Creating the Nodes of the Quantum Internet: A Journey Through Quantum Memories and Entanglement Distribution
Tell us about your journey as a scientist up to now. What’s your academic background?
My journey in experimental quantum physics started with several internships at the University of Innsbruck. In 2015, I finished my Master’s thesis research on single-qubit manipulation of trapped ions at and continued working with ions for quantum networking during my PhD research in Innsbruck. After graduating, I joined in 2022 the group of Prof. Hugues de Riedmatten at the Institute of Photonic Sciences (ICFO) in Barcelona, where I now develop quantum repeaters.
Can you tell us about your current research activities? Share something exciting about your Quantum Storage paper.
Currently, my research focuses on quantum memories based on crystals doped with rare-earth ions. These crystals are combined with sources of entangled photon-pairs and together build an elementary node of a quantum network. By connecting several of these nodes together, we will distribute entanglement over large distances, which forms the basis of a future quantum internet.
In our recent papers, we developed an array of solid-state quantum memories to increase the entanglement distribution rate and stored qubits, the quantum counterpart of a classical bit, in this array. This demonstration is a step towards a random-access quantum memory, which may enhance the capabilities of a future photonic quantum computer.
How do you see the technology that you are developing impacting everyday life in the future?
A future quantum internet has a wide range of potential applications, as distant quantum computers are connected to share quantum information. A practical example is blind quantum computing, where the quantum computer performs a task requested by a client without gaining information on the computation itself.
What are the next challenges you will need to face to achieve your goals?
One of the next challenges is to increase the efficiency of our quantum memory array, for which we will place mirrors around the crystal. Thus, incoming light passes the crystal multiple times and the storage efficiency increases.
How does the Zurich Instruments HDAWG support your research?

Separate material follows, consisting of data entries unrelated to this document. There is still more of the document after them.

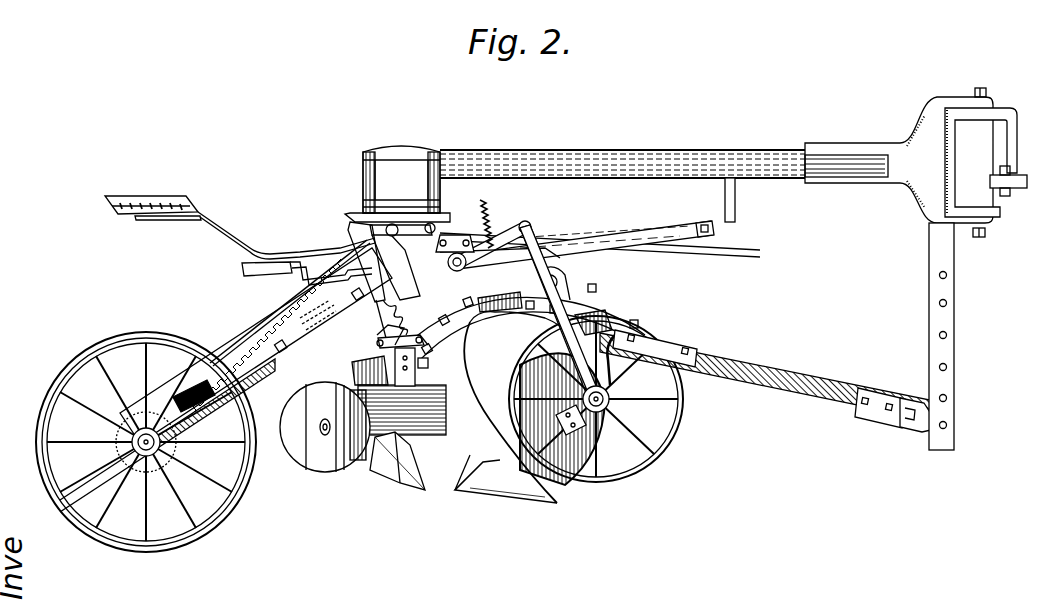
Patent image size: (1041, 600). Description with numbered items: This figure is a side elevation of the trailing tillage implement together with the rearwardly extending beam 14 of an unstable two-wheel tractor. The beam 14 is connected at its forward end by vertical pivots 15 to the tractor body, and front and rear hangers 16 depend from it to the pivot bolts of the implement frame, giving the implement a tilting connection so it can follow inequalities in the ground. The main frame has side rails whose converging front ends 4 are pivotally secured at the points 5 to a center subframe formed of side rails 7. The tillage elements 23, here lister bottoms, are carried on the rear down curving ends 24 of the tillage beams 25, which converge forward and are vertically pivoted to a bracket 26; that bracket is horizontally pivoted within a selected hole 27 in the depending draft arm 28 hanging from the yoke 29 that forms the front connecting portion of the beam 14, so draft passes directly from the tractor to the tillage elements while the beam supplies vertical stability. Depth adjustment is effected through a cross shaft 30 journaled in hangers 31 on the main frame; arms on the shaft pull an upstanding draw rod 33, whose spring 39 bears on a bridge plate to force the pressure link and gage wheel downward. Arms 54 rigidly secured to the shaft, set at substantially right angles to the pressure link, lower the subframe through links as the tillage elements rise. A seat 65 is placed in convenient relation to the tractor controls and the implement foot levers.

The front ends 4 is at (612, 243).
The points 5 is at (700, 224).
The side rails 7 is at (582, 226).
The beam 14 is at (668, 150).
The vertical pivots 15 is at (982, 88).
The hangers 16 is at (736, 196).
The tillage elements 23 is at (492, 490).
The rear down curving ends 24 is at (450, 330).
The beams 25 is at (745, 365).
The bracket 26 is at (944, 418).
The hole 27 is at (947, 306).
The draft arm 28 is at (929, 303).
The yoke 29 is at (915, 125).
The cross shaft 30 is at (482, 278).
The hangers 31 is at (457, 235).
The draw rod 33 is at (513, 255).
The spring 39 is at (492, 218).
The arms 54 is at (275, 345).
The seat 65 is at (140, 197).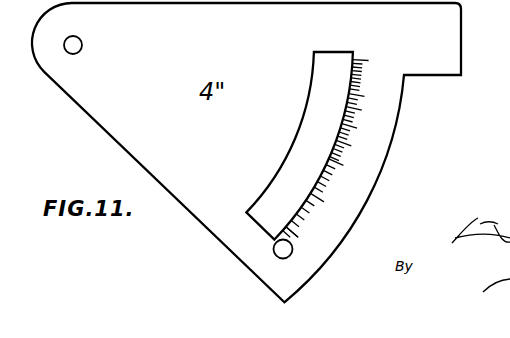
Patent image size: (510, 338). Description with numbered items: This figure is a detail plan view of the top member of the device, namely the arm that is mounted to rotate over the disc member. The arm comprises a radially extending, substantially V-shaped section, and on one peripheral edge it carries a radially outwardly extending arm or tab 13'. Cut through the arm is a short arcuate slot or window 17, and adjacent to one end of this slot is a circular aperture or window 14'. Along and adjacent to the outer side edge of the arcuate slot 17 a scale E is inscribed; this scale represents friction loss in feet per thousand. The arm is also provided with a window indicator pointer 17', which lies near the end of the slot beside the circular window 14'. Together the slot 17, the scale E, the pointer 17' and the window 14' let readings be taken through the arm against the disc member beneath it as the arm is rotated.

The arm or tab 13' is at (271, 152).
The arcuate slot or window 17 is at (296, 146).
The window indicator pointer 17' is at (325, 256).
The circular aperture or window 14' is at (305, 280).
The scale E is at (352, 159).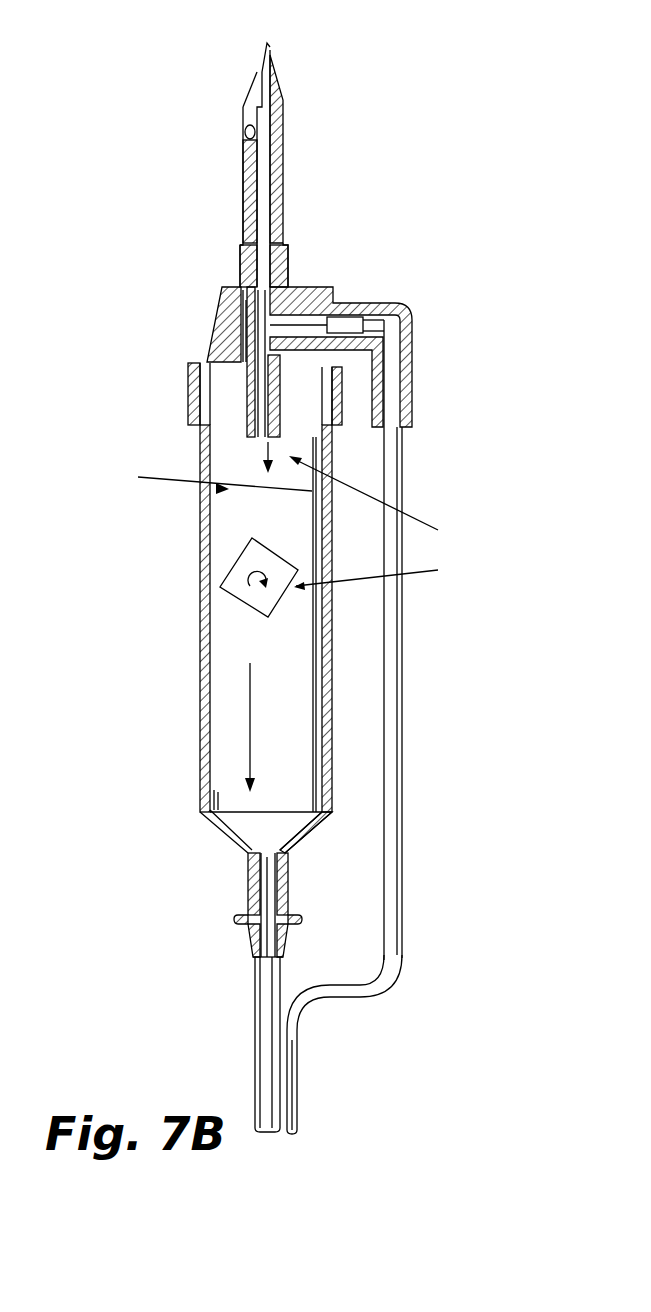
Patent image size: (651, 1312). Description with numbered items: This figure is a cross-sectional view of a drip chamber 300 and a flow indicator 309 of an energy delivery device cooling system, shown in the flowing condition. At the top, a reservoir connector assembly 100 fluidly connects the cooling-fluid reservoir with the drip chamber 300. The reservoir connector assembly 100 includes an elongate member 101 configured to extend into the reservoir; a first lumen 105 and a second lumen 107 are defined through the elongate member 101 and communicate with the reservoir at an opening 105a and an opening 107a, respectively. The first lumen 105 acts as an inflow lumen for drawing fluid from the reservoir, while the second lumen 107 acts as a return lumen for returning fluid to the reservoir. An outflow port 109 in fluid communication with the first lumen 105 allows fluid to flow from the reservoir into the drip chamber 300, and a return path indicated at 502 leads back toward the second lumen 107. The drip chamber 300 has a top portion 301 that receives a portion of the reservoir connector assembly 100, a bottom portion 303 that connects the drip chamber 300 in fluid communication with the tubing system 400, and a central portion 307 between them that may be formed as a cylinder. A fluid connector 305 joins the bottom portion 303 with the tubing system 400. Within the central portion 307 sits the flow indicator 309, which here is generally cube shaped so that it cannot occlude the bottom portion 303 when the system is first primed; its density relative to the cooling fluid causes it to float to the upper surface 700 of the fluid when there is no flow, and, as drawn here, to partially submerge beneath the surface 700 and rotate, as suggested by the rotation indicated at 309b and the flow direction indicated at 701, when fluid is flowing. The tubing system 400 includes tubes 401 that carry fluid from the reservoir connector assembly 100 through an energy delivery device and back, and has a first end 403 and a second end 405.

The reservoir connector assembly 100 is at (187, 330).
The elongate member 101 is at (290, 172).
The first lumen 105 is at (250, 136).
The opening 105a is at (240, 98).
The second lumen 107 is at (266, 85).
The opening 107a is at (270, 44).
The outflow port 109 is at (257, 442).
The drip chamber 300 is at (196, 565).
The top portion 301 is at (188, 385).
The bottom portion 303 is at (240, 883).
The fluid connector 305 is at (303, 920).
The central portion 307 is at (200, 623).
The flow indicator 309 is at (308, 630).
The agitator / mixing element 309b is at (357, 577).
The tubing system 400 is at (303, 1087).
The tube 401 is at (396, 454).
The first end 403 is at (253, 965).
The second end 405 is at (410, 368).
The side arm 502 is at (407, 304).
The upper surface 700 is at (195, 481).
The fluid flow direction 701 is at (386, 497).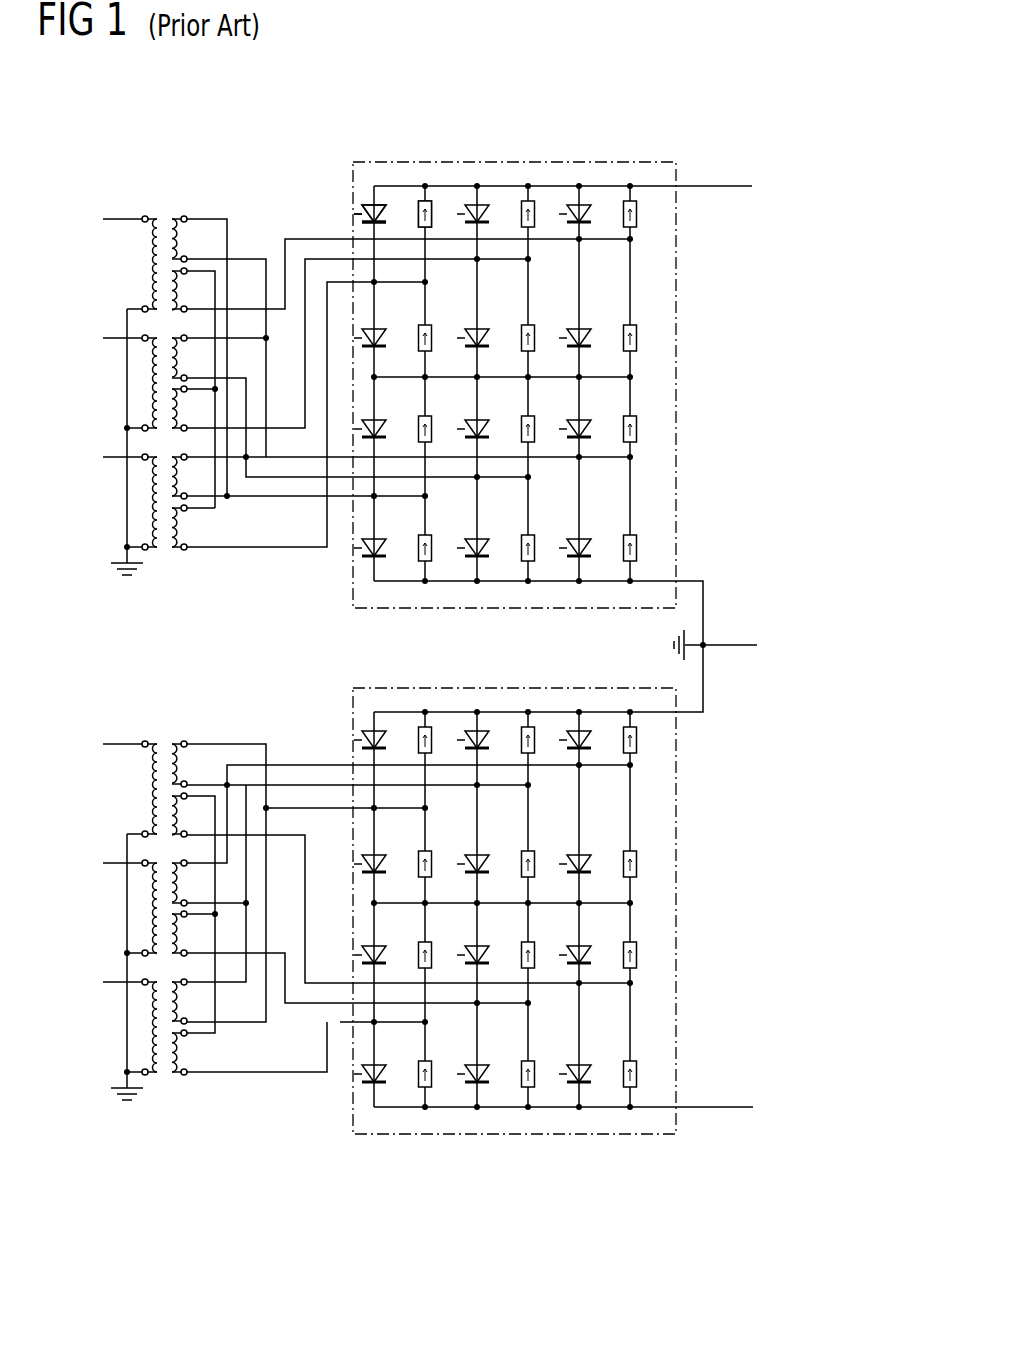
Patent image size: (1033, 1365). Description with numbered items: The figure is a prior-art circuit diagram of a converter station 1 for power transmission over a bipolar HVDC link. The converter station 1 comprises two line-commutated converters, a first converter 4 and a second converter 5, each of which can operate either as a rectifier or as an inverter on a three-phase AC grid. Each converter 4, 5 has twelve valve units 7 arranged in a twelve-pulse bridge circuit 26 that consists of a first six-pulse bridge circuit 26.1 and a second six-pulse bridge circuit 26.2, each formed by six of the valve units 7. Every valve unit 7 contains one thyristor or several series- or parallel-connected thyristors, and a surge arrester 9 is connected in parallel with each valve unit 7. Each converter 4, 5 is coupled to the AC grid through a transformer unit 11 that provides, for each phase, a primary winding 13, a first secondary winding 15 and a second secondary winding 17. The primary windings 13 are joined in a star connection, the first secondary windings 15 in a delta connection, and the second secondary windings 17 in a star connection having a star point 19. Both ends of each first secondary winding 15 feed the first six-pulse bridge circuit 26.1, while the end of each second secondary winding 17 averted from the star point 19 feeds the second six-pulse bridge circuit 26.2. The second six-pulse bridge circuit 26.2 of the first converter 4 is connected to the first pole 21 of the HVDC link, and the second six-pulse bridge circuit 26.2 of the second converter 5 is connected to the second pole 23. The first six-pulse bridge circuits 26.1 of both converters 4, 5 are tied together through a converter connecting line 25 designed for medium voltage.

The converter station 1 is at (117, 178).
The first converter 4 is at (557, 161).
The second converter 5 is at (560, 1134).
The valve unit 7 is at (386, 213).
The surge arrester 9 is at (433, 213).
The transformer unit 11 is at (167, 212).
The primary winding 13 is at (157, 252).
The first secondary winding 15 is at (173, 240).
The second secondary winding 17 is at (172, 291).
The star point 19 is at (214, 390).
The first pole 21 is at (722, 186).
The second pole 23 is at (728, 1107).
The converter connecting line 25 is at (704, 598).
The twelve-pulse bridge circuit 26 is at (763, 248).
The first six-pulse bridge circuit 26.1 is at (648, 455).
The second six-pulse bridge circuit 26.2 is at (648, 269).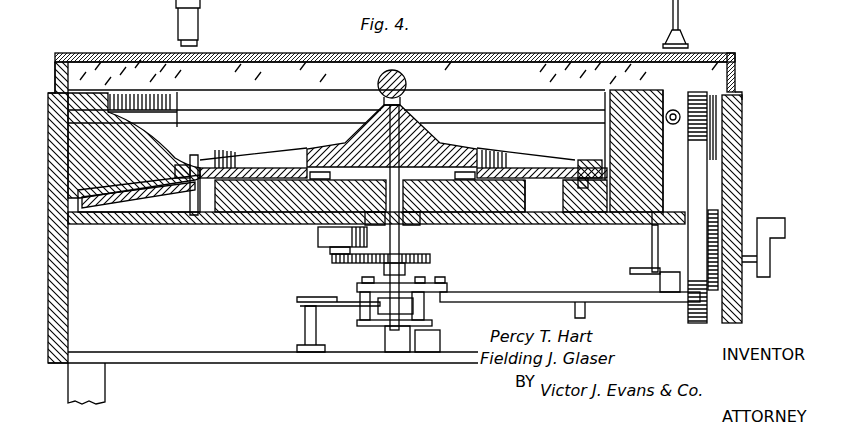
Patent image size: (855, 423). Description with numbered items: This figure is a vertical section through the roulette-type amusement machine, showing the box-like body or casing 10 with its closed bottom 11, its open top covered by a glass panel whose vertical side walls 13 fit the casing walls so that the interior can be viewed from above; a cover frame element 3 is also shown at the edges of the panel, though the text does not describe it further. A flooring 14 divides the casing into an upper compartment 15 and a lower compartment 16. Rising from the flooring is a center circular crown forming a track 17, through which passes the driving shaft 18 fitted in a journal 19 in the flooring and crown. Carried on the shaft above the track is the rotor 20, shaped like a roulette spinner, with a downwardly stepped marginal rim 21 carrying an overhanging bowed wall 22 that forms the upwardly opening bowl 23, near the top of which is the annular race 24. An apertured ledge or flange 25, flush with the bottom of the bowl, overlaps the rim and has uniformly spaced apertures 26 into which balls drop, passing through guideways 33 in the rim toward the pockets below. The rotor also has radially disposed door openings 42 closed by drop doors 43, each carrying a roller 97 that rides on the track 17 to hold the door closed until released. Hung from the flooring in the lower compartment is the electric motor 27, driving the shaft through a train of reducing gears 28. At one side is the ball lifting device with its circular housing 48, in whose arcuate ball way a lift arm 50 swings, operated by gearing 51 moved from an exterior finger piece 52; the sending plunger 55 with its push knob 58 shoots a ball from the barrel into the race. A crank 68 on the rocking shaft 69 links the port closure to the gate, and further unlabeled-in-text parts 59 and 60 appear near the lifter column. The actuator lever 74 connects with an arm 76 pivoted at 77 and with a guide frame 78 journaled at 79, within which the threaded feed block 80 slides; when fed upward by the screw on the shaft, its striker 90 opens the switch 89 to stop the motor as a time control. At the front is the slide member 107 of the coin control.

The ring frame of cover 3 is at (56, 74).
The body or casing 10 is at (87, 347).
The closed bottom 11 is at (178, 363).
The side walls of cover 13 is at (737, 62).
The flooring 14 is at (537, 222).
The upper compartment 15 is at (575, 128).
The lower compartment 16 is at (637, 230).
The crown or track 17 is at (492, 222).
The driving shaft 18 is at (405, 250).
The journal 19 is at (415, 218).
The rotor 20 is at (412, 140).
The marginal rim 21 is at (184, 226).
The bowed wall 22 is at (95, 149).
The bowl 23 is at (132, 138).
The annular race 24 is at (78, 128).
The apertured ledge or flange 25 is at (605, 212).
The apertures 26 is at (188, 172).
The electric motor 27 is at (300, 250).
The train of reducing gears 28 is at (345, 264).
The guideways 33 is at (150, 222).
The door openings 42 is at (240, 160).
The drop doors 43 is at (270, 178).
The circular housing 48 is at (700, 134).
The lift arm 50 is at (742, 298).
The gearing 51 is at (712, 215).
The finger piece 52 is at (781, 218).
The sending plunger 55 is at (676, 109).
The push knob 58 is at (670, 32).
The rod 59 is at (680, 8).
The shaft housing 60 is at (688, 311).
The crank 68 is at (672, 268).
The rocking shaft 69 is at (638, 274).
The actuator lever 74 is at (712, 109).
The arm 76 is at (608, 292).
The pivot 77 is at (577, 292).
The guide frame 78 is at (448, 289).
The journal of guide frame 79 is at (425, 277).
The threaded feed block 80 is at (413, 306).
The switch 89 is at (296, 306).
The striker 90 is at (346, 320).
The roller 97 is at (465, 167).
The slide member 107 is at (195, 22).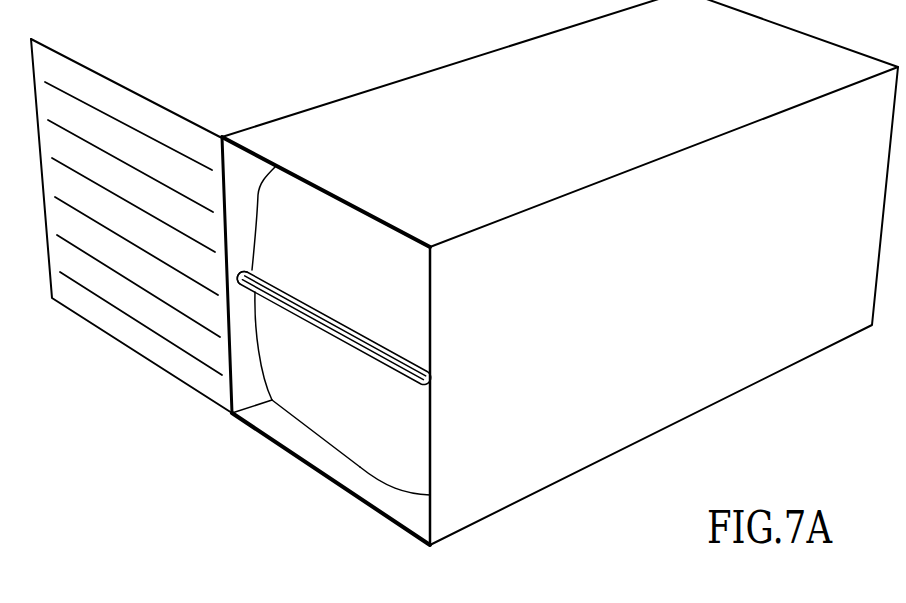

The arbitrary waveform generator (HDAWG) is the heart of the experimental control system of this memory array. The quantum memory preparation and storage sequences are controlled through a python API that connects to the HDWAG. Additionally, the photons retrieved from the quantum memory are counted with the built-in time taggers of the HDWAG.
What is the craziest thing you’ve done (or would have liked to do) in your scientific career?
During my PhD, I participated in an experiment in which we entangled two ions separated by 230m in different buildings. We were sending photons from one side to another while being on a videocall with our colleagues in the other building. Frequently, we were asking “Do you see the detector clicks?” This reminded us of the beginning of the classical internet – “Can you see the L?” during the ARPANET project.